Theorem 1. Consider the linear differential equation of n-th order: `y^((n))+p_1(t)y^((n-1))+p_2(t)y^((n-2))+...+p_n(t)=f(t)` . If all coefficients `p_1(t)`, `p_2(t)`, ..., `p_n(t)` and `f(t)` are continuous in interval `(a,b)` then equation has unique solution, which satisfies given initial conditions `y(t_0)=y_0` , `y'(t_0)=y_0^'` , ..., `y^((n-1))(t_0)=y_0^((n-1))` , where `t_0` belongs to the interval `(a,b)` .
Note that there are no restrictions on `y_0,y_0^',...,y_0^((n-1))` .
Theorem 2. Consider the IVP `y'=f(t,y)` `y(t_0)=y_0` . If `f(t,y)` and `(partial f)/(partial y)` are continuous in some rectangle `(t_1,t_2)` , `(y_1,y_2)` that contains point `(t_0,y_0)`, then there exists unique solution to the IVP in some interval `t_0-epsilon<t<t_0+epsilon` (`epsilon>0` ) that is contained in interval `(t_1,t_2)` .
These theorems are very similar, however there is one big difference: for the linear ODE there are no restrictions on initial function values (`y_0,y_0^',...,y_0^((n-1))` ), unlike the case with non-linear ODE (theorem 2).
Example 1. Determine all sollutions to the following IVP: `y'=y^(1/5)` , y(0)=0.
Here `f(t,y)=y^(1/5)` and it is continuous, but `(partial f)/(partial y)=1/5 y^(-4/5)` is not continuous at `y=0` so theorem 2 doesn't hold an there is more than solution.

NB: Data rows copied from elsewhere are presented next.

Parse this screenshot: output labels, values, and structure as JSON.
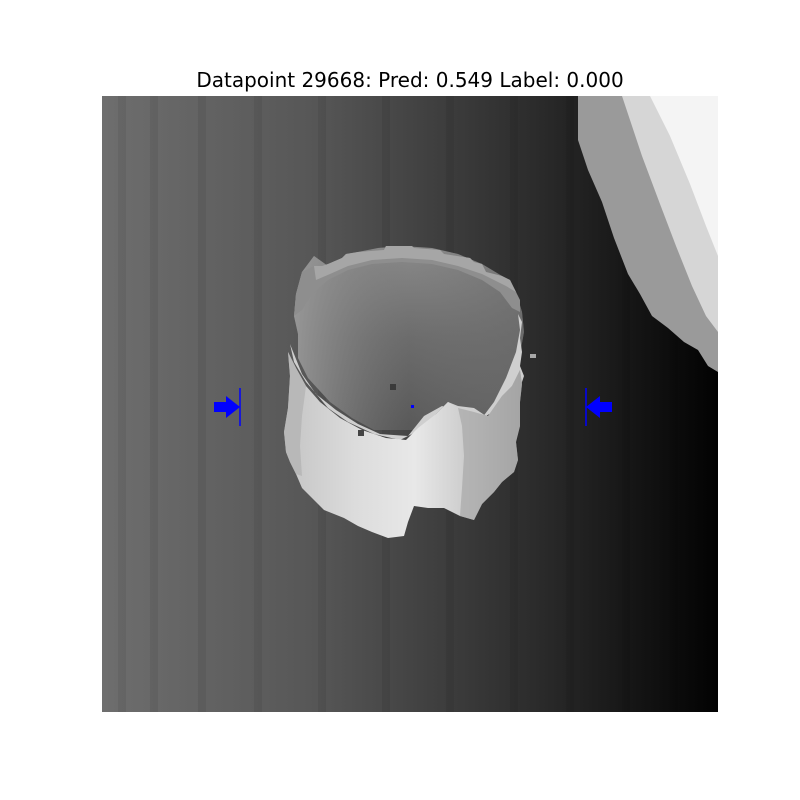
{
  "figure": {
    "title": "Datapoint 29668: Pred: 0.549 Label: 0.000"
  },
  "image": {
    "description_colormap": "grayscale",
    "marker_color": "#0000ff"
  },
  "icons": {
    "left_marker": "arrow-right-icon",
    "right_marker": "arrow-left-icon"
  }
}
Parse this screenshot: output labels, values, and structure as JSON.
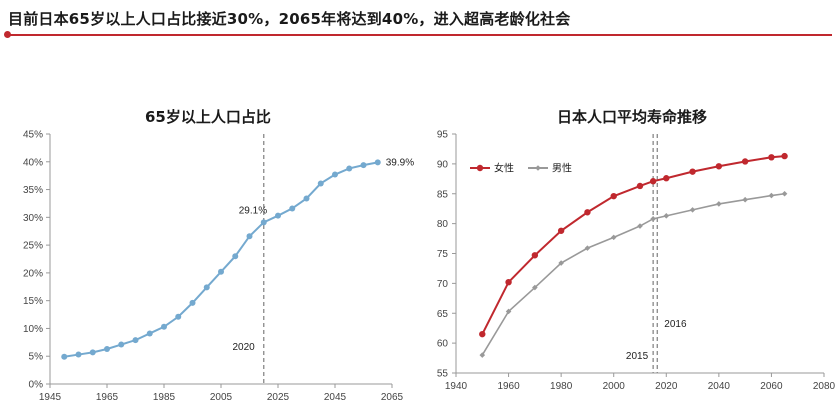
{
  "header": {
    "title": "目前日本65岁以上人口占比接近30%，2065年将达到40%，进入超高老龄化社会"
  },
  "colors": {
    "accent": "#c0282e",
    "left_series": "#74a9cf",
    "female": "#c0282e",
    "male": "#999999"
  },
  "chart_data": [
    {
      "type": "line",
      "title": "65岁以上人口占比",
      "xlabel": "",
      "ylabel": "",
      "xlim": [
        1945,
        2065
      ],
      "ylim": [
        0,
        45
      ],
      "x_ticks": [
        "1945",
        "1965",
        "1985",
        "2005",
        "2025",
        "2045",
        "2065"
      ],
      "y_ticks": [
        "0%",
        "5%",
        "10%",
        "15%",
        "20%",
        "25%",
        "30%",
        "35%",
        "40%",
        "45%"
      ],
      "grid": false,
      "legend": "none",
      "series": [
        {
          "x": [
            1950,
            1955,
            1960,
            1965,
            1970,
            1975,
            1980,
            1985,
            1990,
            1995,
            2000,
            2005,
            2010,
            2015,
            2020,
            2025,
            2030,
            2035,
            2040,
            2045,
            2050,
            2055,
            2060
          ],
          "values": [
            4.9,
            5.3,
            5.7,
            6.3,
            7.1,
            7.9,
            9.1,
            10.3,
            12.1,
            14.6,
            17.4,
            20.2,
            23.0,
            26.6,
            29.1,
            30.3,
            31.6,
            33.4,
            36.1,
            37.7,
            38.8,
            39.4,
            39.9
          ]
        }
      ],
      "reference_line": {
        "x": 2020,
        "label": "2020"
      },
      "annotations": [
        {
          "x": 2020,
          "y": 29.1,
          "text": "29.1%"
        },
        {
          "x": 2060,
          "y": 39.9,
          "text": "39.9%"
        }
      ]
    },
    {
      "type": "line",
      "title": "日本人口平均寿命推移",
      "xlabel": "",
      "ylabel": "",
      "xlim": [
        1940,
        2080
      ],
      "ylim": [
        55,
        95
      ],
      "x_ticks": [
        "1940",
        "1960",
        "1980",
        "2000",
        "2020",
        "2040",
        "2060",
        "2080"
      ],
      "y_ticks": [
        "55",
        "60",
        "65",
        "70",
        "75",
        "80",
        "85",
        "90",
        "95"
      ],
      "grid": false,
      "legend": "top-left",
      "series": [
        {
          "name": "女性",
          "x": [
            1950,
            1960,
            1970,
            1980,
            1990,
            2000,
            2010,
            2015,
            2020,
            2030,
            2040,
            2050,
            2060,
            2065
          ],
          "values": [
            61.5,
            70.2,
            74.7,
            78.8,
            81.9,
            84.6,
            86.3,
            87.1,
            87.6,
            88.7,
            89.6,
            90.4,
            91.1,
            91.3
          ]
        },
        {
          "name": "男性",
          "x": [
            1950,
            1960,
            1970,
            1980,
            1990,
            2000,
            2010,
            2015,
            2020,
            2030,
            2040,
            2050,
            2060,
            2065
          ],
          "values": [
            58.0,
            65.3,
            69.3,
            73.4,
            75.9,
            77.7,
            79.6,
            80.8,
            81.3,
            82.3,
            83.3,
            84.0,
            84.7,
            85.0
          ]
        }
      ],
      "reference_lines": [
        {
          "x": 2015,
          "label": "2015"
        },
        {
          "x": 2016,
          "label": "2016"
        }
      ]
    }
  ]
}
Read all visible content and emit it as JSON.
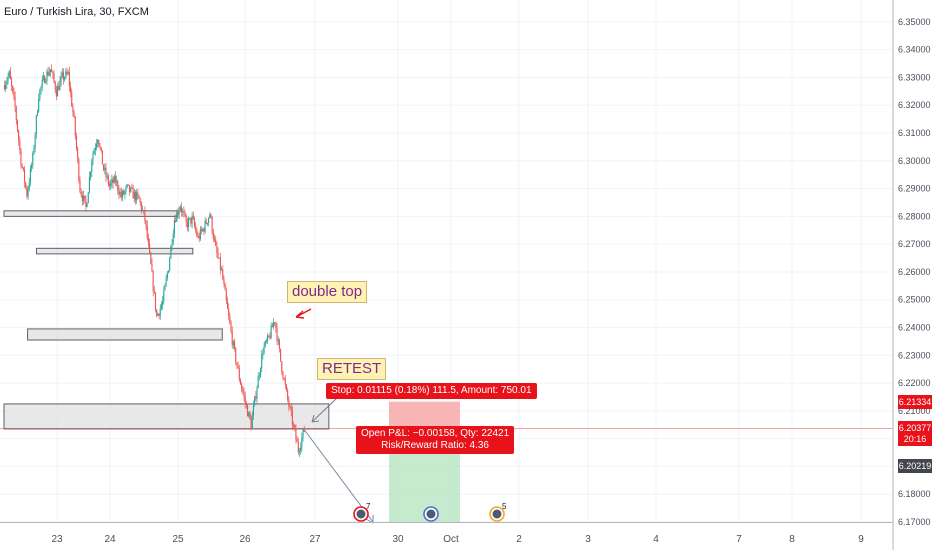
{
  "chart_data": {
    "type": "candlestick",
    "title": "Euro / Turkish Lira, 30, FXCM",
    "ylim": [
      6.17,
      6.355
    ],
    "y_ticks": [
      "6.35000",
      "6.34000",
      "6.33000",
      "6.32000",
      "6.31000",
      "6.30000",
      "6.29000",
      "6.28000",
      "6.27000",
      "6.26000",
      "6.25000",
      "6.24000",
      "6.23000",
      "6.22000",
      "6.21000",
      "6.20000",
      "6.19000",
      "6.18000",
      "6.17000"
    ],
    "x_ticks": [
      "23",
      "24",
      "25",
      "26",
      "27",
      "30",
      "Oct",
      "2",
      "3",
      "4",
      "7",
      "8",
      "9"
    ],
    "price_points": [
      [
        0,
        6.327
      ],
      [
        1,
        6.331
      ],
      [
        2,
        6.319
      ],
      [
        3,
        6.3
      ],
      [
        4,
        6.288
      ],
      [
        5,
        6.301
      ],
      [
        6,
        6.324
      ],
      [
        7,
        6.33
      ],
      [
        8,
        6.333
      ],
      [
        9,
        6.325
      ],
      [
        10,
        6.33
      ],
      [
        11,
        6.331
      ],
      [
        12,
        6.314
      ],
      [
        13,
        6.29
      ],
      [
        14,
        6.283
      ],
      [
        15,
        6.301
      ],
      [
        16,
        6.309
      ],
      [
        17,
        6.297
      ],
      [
        18,
        6.291
      ],
      [
        19,
        6.293
      ],
      [
        20,
        6.287
      ],
      [
        21,
        6.29
      ],
      [
        22,
        6.288
      ],
      [
        23,
        6.286
      ],
      [
        24,
        6.279
      ],
      [
        25,
        6.262
      ],
      [
        26,
        6.244
      ],
      [
        27,
        6.249
      ],
      [
        28,
        6.262
      ],
      [
        29,
        6.279
      ],
      [
        30,
        6.284
      ],
      [
        31,
        6.277
      ],
      [
        32,
        6.279
      ],
      [
        33,
        6.272
      ],
      [
        34,
        6.276
      ],
      [
        35,
        6.281
      ],
      [
        36,
        6.268
      ],
      [
        37,
        6.26
      ],
      [
        38,
        6.246
      ],
      [
        39,
        6.233
      ],
      [
        40,
        6.222
      ],
      [
        41,
        6.213
      ],
      [
        42,
        6.205
      ],
      [
        43,
        6.219
      ],
      [
        44,
        6.232
      ],
      [
        45,
        6.236
      ],
      [
        46,
        6.243
      ],
      [
        47,
        6.228
      ],
      [
        48,
        6.216
      ],
      [
        49,
        6.206
      ],
      [
        50,
        6.196
      ],
      [
        51,
        6.203
      ]
    ],
    "horizontal_zones": [
      {
        "from": 6.28,
        "to": 6.282,
        "x_start": 0,
        "x_end": 24.5
      },
      {
        "from": 6.2665,
        "to": 6.2685,
        "x_start": 5.5,
        "x_end": 27
      },
      {
        "from": 6.2355,
        "to": 6.2395,
        "x_start": 4,
        "x_end": 32
      },
      {
        "from": 6.2035,
        "to": 6.2125,
        "x_start": 0,
        "x_end": 46.5
      }
    ],
    "position": {
      "entry": 6.2037,
      "stop": 6.2133,
      "target": 6.17,
      "x_start": 28,
      "x_end": 33
    },
    "current_price_tags": [
      {
        "text": "6.21334",
        "price": 6.21334,
        "color": "#e8121a"
      },
      {
        "text": "6.20377",
        "price": 6.20377,
        "color": "#e8121a"
      },
      {
        "text": "20:16",
        "price": 6.19977,
        "color": "#e8121a"
      },
      {
        "text": "6.20219",
        "price": 6.19,
        "color": "#43464f"
      }
    ],
    "event_icons": [
      {
        "x_index": 26,
        "badge": "7"
      },
      {
        "x_index": 31,
        "badge": ""
      },
      {
        "x_index": 36,
        "badge": "5"
      }
    ]
  },
  "annotations": {
    "double_top": "double top",
    "retest": "RETEST",
    "stop_label": "Stop: 0.01115 (0.18%) 111.5, Amount: 750.01",
    "pl_label_1": "Open P&L: −0.00158, Qty: 22421",
    "pl_label_2": "Risk/Reward Ratio: 4.36"
  },
  "colors": {
    "up": "#26a69a",
    "down": "#ef5350",
    "zone_fill": "#e0e0e0",
    "zone_border": "#5d606b",
    "risk_fill": "#f5a3a3",
    "reward_fill": "#b7e5c0"
  }
}
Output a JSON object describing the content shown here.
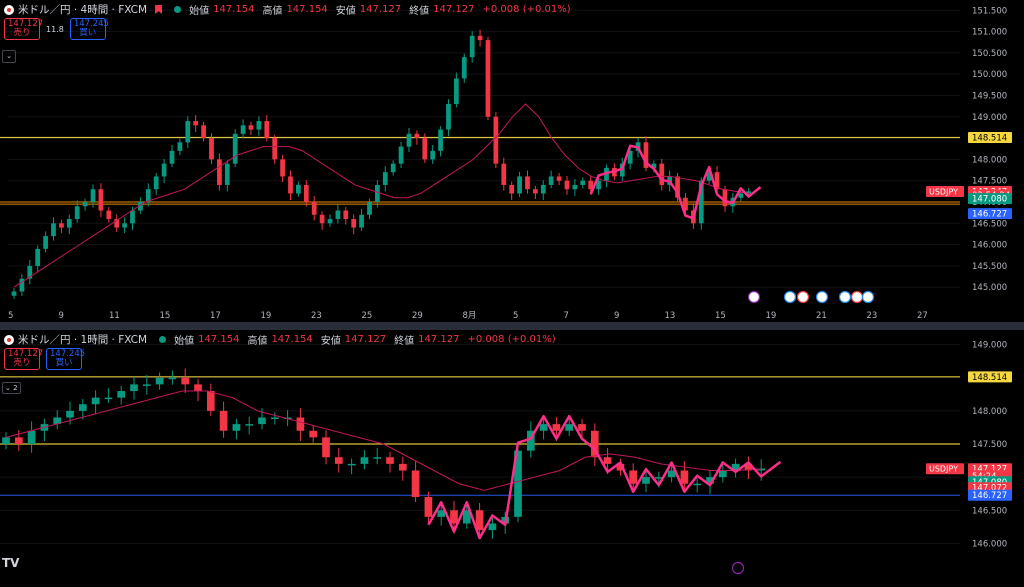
{
  "colors": {
    "up": "#089981",
    "down": "#f23645",
    "ma": "#c2185b",
    "hline_yellow": "#f5d742",
    "hline_orange": "#ff9800",
    "hline_blue": "#2962ff",
    "drawing": "#ff2d8a",
    "bg": "#000000",
    "axis_text": "#b2b5be"
  },
  "top_pane": {
    "symbol": "米ドル／円 · 4時間 · FXCM",
    "ohlc": [
      {
        "label": "始値",
        "value": "147.154"
      },
      {
        "label": "高値",
        "value": "147.154"
      },
      {
        "label": "安値",
        "value": "147.127"
      },
      {
        "label": "終値",
        "value": "147.127"
      },
      {
        "label": "",
        "value": "+0.008 (+0.01%)"
      }
    ],
    "sell_price": "147.127",
    "sell_label": "売り",
    "spread": "11.8",
    "buy_price": "147.245",
    "buy_label": "買い",
    "collapse": "⌄",
    "price_ticks": [
      "151.500",
      "151.000",
      "150.500",
      "150.000",
      "149.500",
      "149.000",
      "148.500",
      "148.000",
      "147.500",
      "147.000",
      "146.500",
      "146.000",
      "145.500",
      "145.000"
    ],
    "date_ticks": [
      "5",
      "9",
      "11",
      "15",
      "17",
      "19",
      "23",
      "25",
      "29",
      "8月",
      "5",
      "7",
      "9",
      "13",
      "15",
      "19",
      "21",
      "23",
      "27"
    ],
    "price_tags": [
      {
        "text": "148.514",
        "kind": "yellow",
        "price": 148.514
      },
      {
        "text": "147.247",
        "kind": "red",
        "price": 147.247
      },
      {
        "text": "03:54:24",
        "kind": "red-sub",
        "price": 147.16
      },
      {
        "text": "147.080",
        "kind": "green",
        "price": 147.08
      },
      {
        "text": "146.727",
        "kind": "blue",
        "price": 146.727
      }
    ],
    "symbol_tag": "USDJPY"
  },
  "bottom_pane": {
    "symbol": "米ドル／円 · 1時間 · FXCM",
    "ohlc": [
      {
        "label": "始値",
        "value": "147.154"
      },
      {
        "label": "高値",
        "value": "147.154"
      },
      {
        "label": "安値",
        "value": "147.127"
      },
      {
        "label": "終値",
        "value": "147.127"
      },
      {
        "label": "",
        "value": "+0.008 (+0.01%)"
      }
    ],
    "sell_price": "147.127",
    "sell_label": "売り",
    "buy_price": "147.245",
    "buy_label": "買い",
    "collapse": "⌄ 2",
    "price_ticks": [
      "149.000",
      "148.500",
      "148.000",
      "147.500",
      "147.000",
      "146.500",
      "146.000"
    ],
    "price_tags": [
      {
        "text": "148.514",
        "kind": "yellow",
        "price": 148.514
      },
      {
        "text": "147.127",
        "kind": "red",
        "price": 147.127
      },
      {
        "text": "54:24",
        "kind": "red-sub",
        "price": 147.02
      },
      {
        "text": "147.080",
        "kind": "green",
        "price": 146.93
      },
      {
        "text": "147.072",
        "kind": "red",
        "price": 146.84
      },
      {
        "text": "146.727",
        "kind": "blue",
        "price": 146.727
      }
    ],
    "symbol_tag": "USDJPY",
    "logo": "TV"
  },
  "chart_data": [
    {
      "type": "candlestick",
      "title": "米ドル／円 · 4時間 · FXCM",
      "ylim": [
        144.7,
        151.6
      ],
      "hlines": [
        {
          "price": 148.514,
          "color": "yellow"
        },
        {
          "price": 147.0,
          "color": "orange"
        },
        {
          "price": 146.95,
          "color": "orange"
        }
      ],
      "closes": [
        144.9,
        145.2,
        145.5,
        145.9,
        146.2,
        146.5,
        146.4,
        146.6,
        146.9,
        147.0,
        147.3,
        146.8,
        146.6,
        146.4,
        146.5,
        146.8,
        147.0,
        147.3,
        147.6,
        147.9,
        148.2,
        148.4,
        148.9,
        148.8,
        148.5,
        148.0,
        147.4,
        147.9,
        148.6,
        148.8,
        148.7,
        148.9,
        148.5,
        148.0,
        147.6,
        147.2,
        147.4,
        147.0,
        146.7,
        146.5,
        146.6,
        146.8,
        146.6,
        146.4,
        146.7,
        147.0,
        147.4,
        147.7,
        147.9,
        148.3,
        148.6,
        148.5,
        148.0,
        148.2,
        148.7,
        149.3,
        149.9,
        150.4,
        150.9,
        150.8,
        149.0,
        147.9,
        147.4,
        147.2,
        147.6,
        147.3,
        147.2,
        147.4,
        147.6,
        147.5,
        147.3,
        147.4,
        147.5,
        147.3,
        147.5,
        147.8,
        147.6,
        147.9,
        148.2,
        148.4,
        147.8,
        147.9,
        147.4,
        147.6,
        147.1,
        146.8,
        146.5,
        147.5,
        147.7,
        147.3,
        146.9,
        147.1,
        147.2,
        147.25
      ],
      "ma": [
        145.0,
        145.2,
        145.4,
        145.6,
        145.8,
        146.0,
        146.2,
        146.4,
        146.6,
        146.8,
        147.0,
        147.1,
        147.2,
        147.3,
        147.5,
        147.7,
        147.9,
        148.1,
        148.2,
        148.3,
        148.3,
        148.3,
        148.2,
        148.0,
        147.8,
        147.6,
        147.4,
        147.3,
        147.2,
        147.1,
        147.1,
        147.2,
        147.4,
        147.6,
        147.8,
        148.0,
        148.3,
        148.6,
        149.0,
        149.3,
        149.0,
        148.5,
        148.1,
        147.8,
        147.6,
        147.5,
        147.45,
        147.5,
        147.55,
        147.6,
        147.6,
        147.55,
        147.5,
        147.4,
        147.3,
        147.25,
        147.2
      ]
    },
    {
      "type": "candlestick",
      "title": "米ドル／円 · 1時間 · FXCM",
      "ylim": [
        145.9,
        149.1
      ],
      "hlines": [
        {
          "price": 148.514,
          "color": "yellow"
        },
        {
          "price": 147.5,
          "color": "yellow"
        },
        {
          "price": 146.727,
          "color": "blue"
        }
      ],
      "closes": [
        147.6,
        147.5,
        147.7,
        147.8,
        147.9,
        148.0,
        148.1,
        148.2,
        148.2,
        148.3,
        148.4,
        148.4,
        148.5,
        148.5,
        148.4,
        148.3,
        148.0,
        147.7,
        147.8,
        147.8,
        147.9,
        147.9,
        147.9,
        147.7,
        147.6,
        147.3,
        147.2,
        147.2,
        147.3,
        147.3,
        147.2,
        147.1,
        146.7,
        146.4,
        146.5,
        146.3,
        146.5,
        146.2,
        146.3,
        146.4,
        147.4,
        147.7,
        147.8,
        147.7,
        147.8,
        147.7,
        147.3,
        147.2,
        147.1,
        146.9,
        147.0,
        147.0,
        147.1,
        146.9,
        146.9,
        147.0,
        147.1,
        147.2,
        147.1,
        147.13
      ],
      "ma": [
        147.6,
        147.7,
        147.8,
        147.9,
        148.0,
        148.1,
        148.2,
        148.3,
        148.3,
        148.2,
        148.0,
        147.9,
        147.8,
        147.7,
        147.6,
        147.5,
        147.3,
        147.1,
        146.9,
        146.8,
        146.9,
        147.0,
        147.1,
        147.3,
        147.35,
        147.3,
        147.2,
        147.15,
        147.1,
        147.1,
        147.12
      ]
    }
  ]
}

Note, that first solution is `y=0`.
To find second solution note that `(dy)/(dt)=y^(1/5)->(dy)/(y^(1/5))=dt`
Integrating both sides gives `5/4 y^(4/5)=t+C`.
Plugging initial conditions yields `5/4*0^(4/5)=0+C ->C=0`
So, `5/4 y^(4/5)=t`
Or
`y^(4/5)=4/5t`
`y^4=(4/5t)^5`
`y=+-(4/5t)^(5/4)`
Thi gives two other solutions. So, together with `y=0` there are three different solutions.